The latest announcement comes as China plans to move forward with a security law that would extend Beijing’s reach into the semi-autonomous region.
China’s National Congress Standing Committee already approved the draft version of legislation that would criminalize succession, subversion of state power, local terrorist activities, and collaborating with foreign or external foreign forces to endanger national security.
China has further made plans to instate a security bureau in Hong Kong that would analyze security situations in the region and safeguard China’s national security interests.
Pompeo said that China has undermined Hong Kong’s autonomy by “announcing Beijing’s authority to “supervise” Hong Kong’s governance.”
Pompeo also said that China has reportedly accused “at least one member of Hong Kong’s Legislative Council of misconduct” and has moved to “unilaterally and arbitrarily impose national security legislation on Hong Kong.”
Hong Kong enjoys semi-autonomous control in the region due to the Sino-British Joint Declaration, which established sovereignty after the British released Hong Kong from imperial rule and handed it over to China in 1997.
“Beijing continues to undermine human rights and fundamental freedoms in Hong Kong by putting pressure on local authorities to arrest pro-democracy activists and disqualify pro-democracy electoral candidates,” Pompeo said in his Friday statement.
The U.S. along with several other nations, including the U.K. have repeatedly condemned China’s attempt to exert security powers in Hong Kong, prompting the U.S.’s latest move to block visas for current and former CCP officials affiliated with undermining Hong Kong’s autonomy.
U.S. Senators passed legislation Thursday imposing sanctions on people or companies that back efforts or profit off of China's efforts to exert security in Hong Kong.
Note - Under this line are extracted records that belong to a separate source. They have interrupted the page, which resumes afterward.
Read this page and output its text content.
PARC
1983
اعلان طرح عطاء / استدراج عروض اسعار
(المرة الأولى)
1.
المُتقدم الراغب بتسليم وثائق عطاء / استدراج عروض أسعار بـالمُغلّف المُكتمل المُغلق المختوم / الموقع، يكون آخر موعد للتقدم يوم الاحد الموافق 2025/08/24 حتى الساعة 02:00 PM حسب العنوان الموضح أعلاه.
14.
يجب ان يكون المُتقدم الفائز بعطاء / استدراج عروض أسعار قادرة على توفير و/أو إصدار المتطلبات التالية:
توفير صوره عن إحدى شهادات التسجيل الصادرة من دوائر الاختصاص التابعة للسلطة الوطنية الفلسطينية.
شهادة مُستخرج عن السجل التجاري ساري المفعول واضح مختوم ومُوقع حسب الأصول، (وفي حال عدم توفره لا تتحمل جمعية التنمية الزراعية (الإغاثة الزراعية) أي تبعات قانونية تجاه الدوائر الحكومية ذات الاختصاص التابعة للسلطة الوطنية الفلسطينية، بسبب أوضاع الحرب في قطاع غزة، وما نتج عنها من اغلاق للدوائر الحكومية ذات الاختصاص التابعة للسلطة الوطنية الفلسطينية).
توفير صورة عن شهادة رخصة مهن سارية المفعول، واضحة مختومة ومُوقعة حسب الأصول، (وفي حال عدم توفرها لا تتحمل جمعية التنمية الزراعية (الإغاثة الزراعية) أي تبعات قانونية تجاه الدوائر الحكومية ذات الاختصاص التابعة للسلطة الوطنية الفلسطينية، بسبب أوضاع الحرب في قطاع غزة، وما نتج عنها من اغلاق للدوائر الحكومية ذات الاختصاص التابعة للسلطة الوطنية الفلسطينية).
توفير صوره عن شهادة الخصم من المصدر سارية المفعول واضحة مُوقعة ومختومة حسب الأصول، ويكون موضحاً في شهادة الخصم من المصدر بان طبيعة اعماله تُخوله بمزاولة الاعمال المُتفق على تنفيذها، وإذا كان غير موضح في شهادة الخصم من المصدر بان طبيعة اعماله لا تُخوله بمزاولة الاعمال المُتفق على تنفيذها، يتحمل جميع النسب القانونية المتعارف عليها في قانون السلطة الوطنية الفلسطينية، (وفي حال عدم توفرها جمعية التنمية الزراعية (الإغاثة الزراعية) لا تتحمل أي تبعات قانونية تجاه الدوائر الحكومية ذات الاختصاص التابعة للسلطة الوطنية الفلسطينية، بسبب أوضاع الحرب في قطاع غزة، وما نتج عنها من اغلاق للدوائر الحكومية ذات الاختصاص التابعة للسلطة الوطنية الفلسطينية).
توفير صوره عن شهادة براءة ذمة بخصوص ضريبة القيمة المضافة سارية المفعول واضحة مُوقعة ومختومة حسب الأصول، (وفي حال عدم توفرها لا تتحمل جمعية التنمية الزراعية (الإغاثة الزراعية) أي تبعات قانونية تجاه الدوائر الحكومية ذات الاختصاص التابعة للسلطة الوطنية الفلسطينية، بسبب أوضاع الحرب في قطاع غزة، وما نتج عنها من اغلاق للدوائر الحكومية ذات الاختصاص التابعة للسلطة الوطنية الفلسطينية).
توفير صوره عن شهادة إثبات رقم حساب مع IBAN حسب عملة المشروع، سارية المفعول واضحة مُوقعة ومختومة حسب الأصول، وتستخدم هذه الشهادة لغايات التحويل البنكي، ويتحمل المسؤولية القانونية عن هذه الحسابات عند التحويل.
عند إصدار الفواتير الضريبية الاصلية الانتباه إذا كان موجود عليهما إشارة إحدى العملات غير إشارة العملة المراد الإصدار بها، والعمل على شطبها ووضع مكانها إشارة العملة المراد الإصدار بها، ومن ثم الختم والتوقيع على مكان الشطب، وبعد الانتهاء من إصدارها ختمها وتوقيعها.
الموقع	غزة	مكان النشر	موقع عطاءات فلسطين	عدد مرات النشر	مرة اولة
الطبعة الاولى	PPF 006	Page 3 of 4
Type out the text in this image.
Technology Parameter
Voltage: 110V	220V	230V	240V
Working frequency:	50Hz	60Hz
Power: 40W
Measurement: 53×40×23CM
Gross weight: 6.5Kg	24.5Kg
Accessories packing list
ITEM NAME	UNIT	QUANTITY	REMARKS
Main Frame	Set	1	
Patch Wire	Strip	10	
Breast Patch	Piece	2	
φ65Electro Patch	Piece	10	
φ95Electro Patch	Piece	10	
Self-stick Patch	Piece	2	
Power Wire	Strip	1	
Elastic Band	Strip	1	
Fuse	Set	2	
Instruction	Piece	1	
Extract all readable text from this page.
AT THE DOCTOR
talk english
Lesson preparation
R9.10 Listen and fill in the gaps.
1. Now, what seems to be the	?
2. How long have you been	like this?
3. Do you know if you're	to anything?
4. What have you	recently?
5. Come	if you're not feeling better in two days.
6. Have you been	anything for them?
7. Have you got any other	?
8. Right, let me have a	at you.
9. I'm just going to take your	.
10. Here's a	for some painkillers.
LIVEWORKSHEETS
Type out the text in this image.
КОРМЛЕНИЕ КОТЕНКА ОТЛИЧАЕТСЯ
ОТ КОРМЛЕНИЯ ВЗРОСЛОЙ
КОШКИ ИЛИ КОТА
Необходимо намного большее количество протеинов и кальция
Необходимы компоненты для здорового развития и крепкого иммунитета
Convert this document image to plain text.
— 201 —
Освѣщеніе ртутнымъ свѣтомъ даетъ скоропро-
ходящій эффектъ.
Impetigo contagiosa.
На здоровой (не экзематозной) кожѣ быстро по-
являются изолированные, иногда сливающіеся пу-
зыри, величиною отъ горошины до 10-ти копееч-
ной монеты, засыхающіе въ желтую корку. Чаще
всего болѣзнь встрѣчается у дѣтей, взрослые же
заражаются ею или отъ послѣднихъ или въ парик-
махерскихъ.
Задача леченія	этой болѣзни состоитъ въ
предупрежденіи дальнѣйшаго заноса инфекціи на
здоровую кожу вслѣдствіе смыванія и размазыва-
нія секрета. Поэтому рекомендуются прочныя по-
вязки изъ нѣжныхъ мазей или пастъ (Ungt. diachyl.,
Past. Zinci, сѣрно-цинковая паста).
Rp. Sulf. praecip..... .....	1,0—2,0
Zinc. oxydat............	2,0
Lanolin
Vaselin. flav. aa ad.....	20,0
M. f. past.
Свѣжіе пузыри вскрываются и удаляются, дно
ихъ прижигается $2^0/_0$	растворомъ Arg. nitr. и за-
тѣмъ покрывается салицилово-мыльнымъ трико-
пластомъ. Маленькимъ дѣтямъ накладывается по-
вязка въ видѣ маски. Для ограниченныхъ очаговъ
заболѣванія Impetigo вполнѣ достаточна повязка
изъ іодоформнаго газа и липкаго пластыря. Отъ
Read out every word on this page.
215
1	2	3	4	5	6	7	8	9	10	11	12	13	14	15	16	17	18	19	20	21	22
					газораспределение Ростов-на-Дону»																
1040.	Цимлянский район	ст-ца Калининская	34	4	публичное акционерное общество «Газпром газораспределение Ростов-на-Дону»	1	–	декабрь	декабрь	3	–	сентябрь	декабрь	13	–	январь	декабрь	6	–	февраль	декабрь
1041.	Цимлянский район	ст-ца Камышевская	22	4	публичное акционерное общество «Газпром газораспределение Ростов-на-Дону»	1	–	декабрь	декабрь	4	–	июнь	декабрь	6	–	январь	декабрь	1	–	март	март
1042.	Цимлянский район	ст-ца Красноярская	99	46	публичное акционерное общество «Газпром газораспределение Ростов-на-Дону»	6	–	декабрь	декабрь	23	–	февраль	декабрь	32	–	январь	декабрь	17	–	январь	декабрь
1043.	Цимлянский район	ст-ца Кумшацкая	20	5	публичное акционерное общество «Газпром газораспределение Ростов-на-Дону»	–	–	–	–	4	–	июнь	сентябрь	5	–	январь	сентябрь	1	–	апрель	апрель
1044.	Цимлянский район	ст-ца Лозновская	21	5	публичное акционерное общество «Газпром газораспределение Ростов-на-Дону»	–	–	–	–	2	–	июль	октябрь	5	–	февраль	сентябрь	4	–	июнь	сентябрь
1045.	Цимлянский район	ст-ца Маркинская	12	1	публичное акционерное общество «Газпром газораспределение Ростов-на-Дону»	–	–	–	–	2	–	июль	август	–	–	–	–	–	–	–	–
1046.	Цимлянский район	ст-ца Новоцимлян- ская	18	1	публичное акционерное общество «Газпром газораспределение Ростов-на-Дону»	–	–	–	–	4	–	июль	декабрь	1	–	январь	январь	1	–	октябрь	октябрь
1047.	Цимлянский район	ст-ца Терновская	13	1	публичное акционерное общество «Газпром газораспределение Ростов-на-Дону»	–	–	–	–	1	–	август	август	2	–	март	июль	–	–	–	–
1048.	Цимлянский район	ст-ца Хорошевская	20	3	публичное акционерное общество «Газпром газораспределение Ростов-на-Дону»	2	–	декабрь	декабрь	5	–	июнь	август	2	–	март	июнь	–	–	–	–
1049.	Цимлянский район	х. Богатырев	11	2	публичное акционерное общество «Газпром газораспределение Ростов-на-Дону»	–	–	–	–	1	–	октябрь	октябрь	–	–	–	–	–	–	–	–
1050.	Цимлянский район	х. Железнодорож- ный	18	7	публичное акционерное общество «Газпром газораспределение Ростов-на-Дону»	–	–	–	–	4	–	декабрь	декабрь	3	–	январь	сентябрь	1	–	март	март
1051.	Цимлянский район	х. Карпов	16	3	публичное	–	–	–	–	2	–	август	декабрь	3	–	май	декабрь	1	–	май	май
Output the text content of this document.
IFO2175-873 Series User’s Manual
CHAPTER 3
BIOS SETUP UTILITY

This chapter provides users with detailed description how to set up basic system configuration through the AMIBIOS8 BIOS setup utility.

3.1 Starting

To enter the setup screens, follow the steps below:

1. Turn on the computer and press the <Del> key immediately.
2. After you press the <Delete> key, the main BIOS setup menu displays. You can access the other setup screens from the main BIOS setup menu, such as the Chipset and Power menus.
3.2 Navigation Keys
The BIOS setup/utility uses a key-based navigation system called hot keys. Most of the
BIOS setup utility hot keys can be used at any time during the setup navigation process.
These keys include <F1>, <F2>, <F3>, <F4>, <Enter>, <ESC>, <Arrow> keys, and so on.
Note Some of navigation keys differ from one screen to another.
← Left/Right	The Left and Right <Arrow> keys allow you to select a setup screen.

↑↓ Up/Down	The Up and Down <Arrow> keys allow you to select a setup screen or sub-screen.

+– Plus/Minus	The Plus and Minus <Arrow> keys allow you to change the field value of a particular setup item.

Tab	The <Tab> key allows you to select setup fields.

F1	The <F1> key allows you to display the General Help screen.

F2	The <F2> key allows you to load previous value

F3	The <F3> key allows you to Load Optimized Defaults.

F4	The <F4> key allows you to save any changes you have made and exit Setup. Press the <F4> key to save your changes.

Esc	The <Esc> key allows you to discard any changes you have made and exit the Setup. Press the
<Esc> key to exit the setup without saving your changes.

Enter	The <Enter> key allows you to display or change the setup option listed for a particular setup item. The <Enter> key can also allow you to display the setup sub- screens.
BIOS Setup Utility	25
Pompeo further announced a new partnership with the European Union in order to open U.S.-E.U. dialogue on China, according to a Politico report Thursday.
“The United States calls on China to honor its commitments and obligations in the Sino-British Joint Declaration – namely that Hong Kong will ‘enjoy a high degree of autonomy’ and that human rights and fundamental freedoms, including the freedoms of expression and peaceful assembly, will be protected by law and respected by governing authorities in Hong Kong,” Pompeo concluded on Friday.